The xlrd engine, defined in pandas/io/excel/_xlrd.py, parses legacy Excel binary format (.xls) files and does not support modern .xlsx formats. The openpyxl engine, implemented in pandas/io/excel/_openpyxl.py, handles Office Open XML format (.xlsx) files and provides comprehensive support for modern Excel features. Pandas automatically selects the appropriate engine based on file extensions, but you can override this selection using the engine parameter in read_excel().

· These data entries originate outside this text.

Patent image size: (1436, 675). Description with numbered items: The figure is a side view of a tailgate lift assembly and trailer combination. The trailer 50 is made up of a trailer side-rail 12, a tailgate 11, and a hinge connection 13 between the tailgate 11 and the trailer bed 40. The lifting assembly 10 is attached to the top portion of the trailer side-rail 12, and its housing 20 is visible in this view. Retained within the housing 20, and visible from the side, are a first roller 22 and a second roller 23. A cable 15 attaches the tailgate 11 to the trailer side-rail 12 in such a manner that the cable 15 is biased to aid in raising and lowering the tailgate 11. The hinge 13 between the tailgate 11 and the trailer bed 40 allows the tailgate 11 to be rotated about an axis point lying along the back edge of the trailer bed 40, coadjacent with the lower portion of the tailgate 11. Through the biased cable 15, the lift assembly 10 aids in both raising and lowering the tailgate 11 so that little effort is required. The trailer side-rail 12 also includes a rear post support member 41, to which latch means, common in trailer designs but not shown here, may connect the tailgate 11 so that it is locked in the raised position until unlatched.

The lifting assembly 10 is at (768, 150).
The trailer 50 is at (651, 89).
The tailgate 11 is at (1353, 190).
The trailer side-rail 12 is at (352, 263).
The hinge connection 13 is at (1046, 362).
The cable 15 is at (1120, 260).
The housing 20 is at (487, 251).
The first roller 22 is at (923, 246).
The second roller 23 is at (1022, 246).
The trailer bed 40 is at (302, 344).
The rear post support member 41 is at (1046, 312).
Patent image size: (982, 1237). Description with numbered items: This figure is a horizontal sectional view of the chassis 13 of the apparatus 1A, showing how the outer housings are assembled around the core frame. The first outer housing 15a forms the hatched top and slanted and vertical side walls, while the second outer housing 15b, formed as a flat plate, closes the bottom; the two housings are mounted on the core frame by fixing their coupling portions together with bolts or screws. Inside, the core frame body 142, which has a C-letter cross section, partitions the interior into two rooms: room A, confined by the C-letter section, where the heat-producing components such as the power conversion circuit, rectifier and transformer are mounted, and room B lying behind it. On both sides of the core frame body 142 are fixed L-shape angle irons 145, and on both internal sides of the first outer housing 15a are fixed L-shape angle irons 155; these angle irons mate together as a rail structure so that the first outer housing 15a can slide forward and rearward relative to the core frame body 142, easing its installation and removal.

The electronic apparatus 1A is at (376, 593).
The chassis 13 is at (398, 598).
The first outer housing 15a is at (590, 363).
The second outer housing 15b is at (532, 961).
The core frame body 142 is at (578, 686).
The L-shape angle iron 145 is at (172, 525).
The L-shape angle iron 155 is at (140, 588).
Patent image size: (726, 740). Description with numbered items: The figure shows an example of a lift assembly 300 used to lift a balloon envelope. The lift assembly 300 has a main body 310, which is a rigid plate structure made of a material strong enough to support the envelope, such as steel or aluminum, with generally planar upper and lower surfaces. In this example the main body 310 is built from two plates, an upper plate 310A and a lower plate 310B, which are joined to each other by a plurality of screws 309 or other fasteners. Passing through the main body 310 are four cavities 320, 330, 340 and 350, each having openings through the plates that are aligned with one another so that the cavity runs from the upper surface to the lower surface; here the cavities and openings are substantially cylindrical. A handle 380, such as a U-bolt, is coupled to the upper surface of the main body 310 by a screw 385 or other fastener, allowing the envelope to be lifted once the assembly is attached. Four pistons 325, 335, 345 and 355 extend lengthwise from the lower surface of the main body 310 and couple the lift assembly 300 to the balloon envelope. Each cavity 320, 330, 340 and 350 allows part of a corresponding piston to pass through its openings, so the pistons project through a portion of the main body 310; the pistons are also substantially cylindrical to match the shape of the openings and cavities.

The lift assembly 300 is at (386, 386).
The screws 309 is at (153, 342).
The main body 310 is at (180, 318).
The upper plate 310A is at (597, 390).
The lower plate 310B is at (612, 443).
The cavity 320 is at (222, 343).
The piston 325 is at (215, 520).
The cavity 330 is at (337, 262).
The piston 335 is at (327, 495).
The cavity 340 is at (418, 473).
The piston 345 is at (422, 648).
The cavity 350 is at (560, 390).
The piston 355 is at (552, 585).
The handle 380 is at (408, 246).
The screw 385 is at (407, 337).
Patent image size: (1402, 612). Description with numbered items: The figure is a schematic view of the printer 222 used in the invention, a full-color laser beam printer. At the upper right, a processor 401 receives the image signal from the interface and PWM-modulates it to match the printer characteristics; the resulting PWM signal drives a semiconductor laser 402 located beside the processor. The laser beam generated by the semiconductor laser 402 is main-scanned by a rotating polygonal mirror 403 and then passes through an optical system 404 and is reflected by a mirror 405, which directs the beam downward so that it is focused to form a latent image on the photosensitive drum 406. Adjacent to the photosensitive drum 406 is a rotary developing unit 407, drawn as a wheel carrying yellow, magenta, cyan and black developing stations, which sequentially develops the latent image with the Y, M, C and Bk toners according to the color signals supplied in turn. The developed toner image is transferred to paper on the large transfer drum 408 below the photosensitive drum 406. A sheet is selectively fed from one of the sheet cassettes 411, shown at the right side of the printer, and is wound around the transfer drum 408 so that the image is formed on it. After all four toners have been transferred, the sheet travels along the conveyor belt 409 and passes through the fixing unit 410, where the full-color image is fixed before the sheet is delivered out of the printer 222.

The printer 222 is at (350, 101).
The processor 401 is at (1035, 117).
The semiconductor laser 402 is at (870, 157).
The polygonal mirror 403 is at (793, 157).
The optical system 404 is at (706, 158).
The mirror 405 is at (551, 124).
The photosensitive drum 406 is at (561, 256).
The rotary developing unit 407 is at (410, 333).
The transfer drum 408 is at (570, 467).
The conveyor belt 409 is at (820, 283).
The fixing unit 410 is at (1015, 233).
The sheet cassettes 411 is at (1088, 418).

How do I read all sheets from an Excel file simultaneously?

Pass sheet_name=None to the read_excel() function to load every worksheet into a dictionary where keys are sheet names and values are DataFrame objects. Alternatively, pass a list of sheet names or indices (e.g., sheet_name=["Sheet1", "Sheet2"]) to load specific subsets. When loading multiple sheets, the function returns a dictionary rather than a single DataFrame, allowing you to process each worksheet individually while maintaining the context of the original workbook structure.

Can I specify data types for columns when reading Excel files to prevent incorrect type inference?

Yes, use the dtype parameter to explicitly define column data types when calling read_excel(). Pass a dictionary mapping column names to pandas or NumPy types, such as dtype={"Region": "category", "Revenue": "float32", "Units": "Int16"}. This prevents pandas from automatically inferring types, which is particularly important for columns containing mixed data types, ID codes that should remain strings, or categorical variables where you want to optimize memory usage.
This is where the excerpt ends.